Modified Project Summary/Abstract Section Mental illnesses like schizophrenia (SZ) and bipolar disease (BP) are devastating brain disorders with global unmet medical needs. The “neurodevelopmental” theory posits that disturbances in the production and differentiation of neural progenitor cells (NPCs) cause brain development to deviate from its normal path, leading to alterations in neuronal circuitry and behavioral deficits that first manifest themselves in adolescence or adulthood. Genetic risk plays a major role in the etiology of SZ and BP and several robust and replicable risk loci have been identified with significant overlap between these two disorders. Among the top genetic associations, ZNF804A encodes a zinc finger protein. Diverse chromosomal variants of ZNF804A, including deletions and duplications, have also been found in patients with autism and developmental delay. Moreover, neuroimaging and neuropsychological studies have confirmed ZNF804A as an important genetic predictor of abnormal changes in brain structures, connectivity and behavior. However, molecular functions of ZNF804A in the nervous system are completely unknown. Thus, there is a critical need to elucidate the impacts of ZNF804A dysfunction on brain development in early life. Our central hypothesis is that ZNF804A regulates neuronal determination through interacting with translational machinery, and genetic interactions of ZNF804A with other developmental genes. The objective of this application, therefore, is to further dissect the molecular details on how ZNF804A modulates neurogenesis, and to examine genetic functional interactions between ZNF804A and its interacting genes in the knockout mice. This central hypothesis will be tested by following Specific Aims: 1) Define the mechanism of ZNF804A-mediated regulation of protein translation; 2) Determine the role of ZNF804A in neuronal fate commitment in vivo. The research proposal is innovative because this strategy combines in vivo mouse experimental systems with cutting-edge genomic/proteomic techniques. This contribution will be significant because it allows us to measure the effect of ZNF804A on the trajectory of neurodevelopment, and to identify potential underlying mechanisms contributing to developmental brain disorders.

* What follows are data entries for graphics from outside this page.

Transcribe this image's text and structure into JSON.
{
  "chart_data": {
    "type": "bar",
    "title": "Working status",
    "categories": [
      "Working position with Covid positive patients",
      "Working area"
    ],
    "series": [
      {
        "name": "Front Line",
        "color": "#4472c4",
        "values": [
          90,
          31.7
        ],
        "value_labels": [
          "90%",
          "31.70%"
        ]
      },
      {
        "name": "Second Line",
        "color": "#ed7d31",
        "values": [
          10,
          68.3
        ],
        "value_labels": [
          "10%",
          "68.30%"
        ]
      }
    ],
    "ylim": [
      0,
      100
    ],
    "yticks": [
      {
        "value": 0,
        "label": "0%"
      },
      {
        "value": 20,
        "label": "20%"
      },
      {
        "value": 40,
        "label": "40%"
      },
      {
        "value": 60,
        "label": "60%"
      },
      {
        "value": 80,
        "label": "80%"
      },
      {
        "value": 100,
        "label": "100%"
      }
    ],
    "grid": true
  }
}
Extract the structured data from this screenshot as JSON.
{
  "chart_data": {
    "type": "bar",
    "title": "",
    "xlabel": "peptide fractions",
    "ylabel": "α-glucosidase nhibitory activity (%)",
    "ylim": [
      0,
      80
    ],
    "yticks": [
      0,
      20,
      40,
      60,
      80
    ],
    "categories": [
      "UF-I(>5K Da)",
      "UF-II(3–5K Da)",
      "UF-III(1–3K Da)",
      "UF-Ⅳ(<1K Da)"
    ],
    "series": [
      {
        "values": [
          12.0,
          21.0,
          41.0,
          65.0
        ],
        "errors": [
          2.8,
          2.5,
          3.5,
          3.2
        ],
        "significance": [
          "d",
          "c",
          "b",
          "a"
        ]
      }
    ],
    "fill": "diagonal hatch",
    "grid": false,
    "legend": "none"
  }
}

修改后的项目摘要/摘要部分 精神分裂症(SZ)和躁郁症(BP)等精神疾病是破坏性的大脑疾病，具有全球未得到满足的医疗需求。神经发育理论认为，神经前体细胞(NPC)的产生和分化障碍会导致大脑发育偏离正常路径，导致神经元电路和行为缺陷的改变，这些改变最早出现在青春期或成年期。遗传风险在SZ和BP的病因学中起主要作用，已发现几个强大的、可复制的风险基因座在这两种疾病之间存在显著重叠。在顶级遗传关联中，ZNF804A编码一种锌指蛋白。在自闭症和发育迟缓的患者中也发现了ZNF804A的各种染色体变异，包括缺失和复制。此外，神经成像和神经心理学研究证实，ZNF804A是大脑结构、连接性和行为异常变化的重要遗传预测因子。然而，ZNF804A在神经系统中的分子功能完全未知。因此，迫切需要阐明ZNF804A功能障碍对生命早期大脑发育的影响。我们的中心假设是ZNF804A通过与翻译机制相互作用以及ZNF804A与其他发育基因的遗传相互作用来调节神经元的决定。因此，这项应用的目的是进一步剖析ZNF804A如何调控神经发生的分子细节，并在基因敲除小鼠中检查ZNF804A及其相互作用基因之间的遗传功能相互作用。这一中心假说将通过以下具体目标得到验证：1)确定ZNF804A介导的蛋白质翻译调控机制；2)确定ZNF804A在体内神经元命运承诺中的作用。这项研究方案具有创新性，因为这一策略将体内小鼠实验系统与尖端基因组/蛋白质组技术相结合。这一贡献将是重要的，因为它使我们能够测量ZNF804A对神经发育轨迹的影响，并确定导致发育性大脑疾病的潜在潜在机制。